Technology has given music some very futuristic glimpses recently. We’ve seen simultaneous holographic performances, 360 degree interactive concerts, and a ream of creative interactive music videos, but a Warped Tour band has carved a small niche into music performance history with thanks to an IT giant.

“Let’s make history,” says Ricky Reed – frontman of Californian rock-hop band Wallpaper. (stylised with a full-stop) – before charging onstage to a crowd of hundreds, adorning an expensive piece of Google kit.

Playing at the Vans Warped Tour as it checked into Phoenix, Arizona, Reed and Wallpaper. became the first-ever band to film a first-person live music video using Google Glass, the internet search titan’s futuristic piece of cutting edge tech that features an in-built display with recordable camera and microphone, all set inside a normal(ish) pair of glasses.

Performing their song ‘Last Call’ live in front of the Warped Tour audience, Reed wears a pair of the Google glasses as he stomps around the stage singing and hyping the crowd up before eventually heading down to the barrier to offer a first-person rock star’s eye-view of the show.

As Mashable points out, the band reportedly have “deep ties” to the technology community and were able to get access to the high-tech specs in California. As Ricky Reed writes in the band’s blog, they headed to “Googleplex” while on the American leg of the Warped Tour.

“We sit down with a lovely host named Svetlana and are presented with Wallpaper.’s very own Glass,” writes the frontman. “We tour their campus, taking pictures and making dumb videos. It is an exclusively utopian future for us in that moment: perfect weather, well manicured landscaping, a beautiful tour guide, and the technology of tomorrow to capture it all with. We. Are. Stoked.”

Following a few days practice, Reed took to the stage to film the first-ever Google Glass performance, allowing fans to enter the eyeballs of the frontman as they perform ‘Last Call’ the first single lifted from Wallpaper.’s new album Ricky Reed Is Real, released through Epic Records this week.

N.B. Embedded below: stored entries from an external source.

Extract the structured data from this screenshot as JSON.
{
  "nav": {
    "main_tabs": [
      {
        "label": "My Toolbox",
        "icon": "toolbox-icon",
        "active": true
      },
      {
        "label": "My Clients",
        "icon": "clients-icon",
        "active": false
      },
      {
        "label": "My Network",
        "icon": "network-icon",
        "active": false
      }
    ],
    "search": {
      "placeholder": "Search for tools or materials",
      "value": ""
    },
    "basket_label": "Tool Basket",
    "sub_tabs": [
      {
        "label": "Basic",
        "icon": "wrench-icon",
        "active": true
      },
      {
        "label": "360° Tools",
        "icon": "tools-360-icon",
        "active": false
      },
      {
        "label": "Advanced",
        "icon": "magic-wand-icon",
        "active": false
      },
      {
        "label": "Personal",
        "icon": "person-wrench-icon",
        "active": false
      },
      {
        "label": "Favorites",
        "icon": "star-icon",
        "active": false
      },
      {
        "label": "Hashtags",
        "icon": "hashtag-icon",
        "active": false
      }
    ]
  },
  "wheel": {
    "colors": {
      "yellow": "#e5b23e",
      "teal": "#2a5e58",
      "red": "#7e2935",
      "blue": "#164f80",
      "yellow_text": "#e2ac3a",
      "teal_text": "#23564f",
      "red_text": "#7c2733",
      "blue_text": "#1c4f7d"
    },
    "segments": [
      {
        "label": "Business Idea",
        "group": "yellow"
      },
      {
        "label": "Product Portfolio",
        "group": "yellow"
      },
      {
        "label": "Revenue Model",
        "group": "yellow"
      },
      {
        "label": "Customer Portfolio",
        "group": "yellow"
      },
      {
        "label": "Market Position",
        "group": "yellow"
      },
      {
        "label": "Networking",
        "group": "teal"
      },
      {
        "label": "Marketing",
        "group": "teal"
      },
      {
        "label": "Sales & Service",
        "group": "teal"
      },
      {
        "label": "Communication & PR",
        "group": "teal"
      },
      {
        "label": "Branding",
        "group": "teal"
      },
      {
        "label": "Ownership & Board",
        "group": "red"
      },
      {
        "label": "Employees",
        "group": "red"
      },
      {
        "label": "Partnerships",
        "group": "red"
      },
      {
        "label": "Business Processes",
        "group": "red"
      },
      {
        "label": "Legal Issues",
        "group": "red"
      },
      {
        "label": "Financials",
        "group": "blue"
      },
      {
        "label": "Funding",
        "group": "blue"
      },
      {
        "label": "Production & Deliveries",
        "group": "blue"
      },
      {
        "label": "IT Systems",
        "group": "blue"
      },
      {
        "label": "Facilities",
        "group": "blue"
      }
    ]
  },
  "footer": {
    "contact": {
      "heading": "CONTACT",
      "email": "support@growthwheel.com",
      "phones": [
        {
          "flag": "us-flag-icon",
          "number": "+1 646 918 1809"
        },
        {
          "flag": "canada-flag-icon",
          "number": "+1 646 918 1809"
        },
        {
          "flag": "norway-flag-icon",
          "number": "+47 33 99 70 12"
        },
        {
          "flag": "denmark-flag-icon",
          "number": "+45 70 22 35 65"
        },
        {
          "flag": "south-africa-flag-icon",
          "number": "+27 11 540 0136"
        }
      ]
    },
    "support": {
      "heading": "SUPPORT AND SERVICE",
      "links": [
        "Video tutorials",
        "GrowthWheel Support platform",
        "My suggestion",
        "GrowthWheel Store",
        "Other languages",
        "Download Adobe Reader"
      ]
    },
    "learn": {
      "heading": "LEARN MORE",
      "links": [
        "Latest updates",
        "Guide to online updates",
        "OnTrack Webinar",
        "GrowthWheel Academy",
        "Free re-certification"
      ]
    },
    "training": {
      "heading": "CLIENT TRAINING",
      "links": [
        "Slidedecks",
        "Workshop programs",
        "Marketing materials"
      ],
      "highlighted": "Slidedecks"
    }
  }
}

Wallpaper.’s history-making Google Glass performance spells out some interesting potential for the future of live performance. So while arena rock audiences will be used to video displays of cameras strapped to guitars, drummers, and all manner of instruments, the functions of Google Glass – especially its recording features – allow for some interesting possibilities.

Of course, the Google tech isn’t exactly cheap, or widely available, meaning that only the top-tier bands would even consider implementing it into a live show (or risk destroying one in a crowdsurf), but again it certainly allows for expanding dimensions of the concert experience.

Picture watching U2 walking on stage to an audience of thousands through the eyes of Bono and The Edge. Or how about a set from Metallica that you can purchase online and watch through the eyes of the band, swapping between bandmates as they traipse through pyrotechnics and guitar solos. A music festival as seen through the eyes of its headliners? It seems that Wallpaper. have opened a very intriguing Pandora’s box for music fans.